Perhaps I’ve missed something. Perhaps it’s OK to ask strangers for cash. I take an exhaustive, scientific poll of three friends. One says she would consider it if she was desperate. Another if “he was starving”. The third – no. “I felt bad enough asking for sponsorship when I did charity stuff,” she says. It’s a confusing area. The line between asking for cash for a genuinely good cause – paying for medical bills, for example; and a frivolous one – new tits – is not always clear. As is the line between genuine need and simple greed.

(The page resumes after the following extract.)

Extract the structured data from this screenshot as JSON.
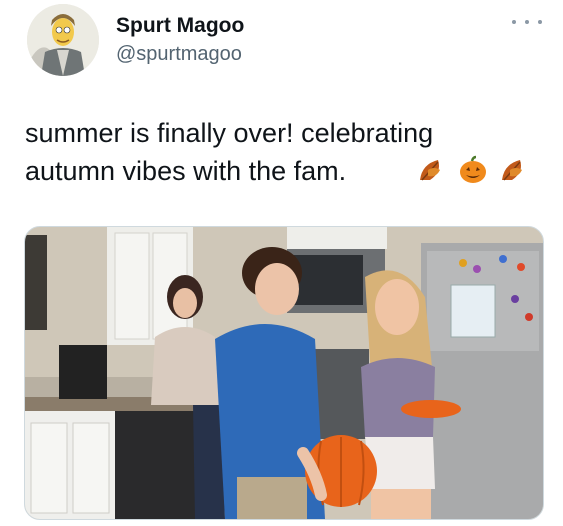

I may be being terribly British, but I’d rather be carted off to debtor’s prison than face the embarrassment of asking people I don’t know for money. Don’t get me wrong, I don’t sleep on a bed of £50 notes. I’ve been up against it financially many times in my life. And I did the sensible thing – I got hideously in debt and ended up with a pile of interest, late fees, threatening letters and a heap of massive stress.

And if you are getting married and considering asking your nearest and dearest for some cold, hard moolah, consider this tale of caution. A friend was recently invited to a wedding where the couple asked for cash gifts – not for anything specific, mind you, just money: “I took offence at the implication that I couldn’t be trusted to buy them something nice. They were loaded anyway. They got fuck all from me. Just a card.”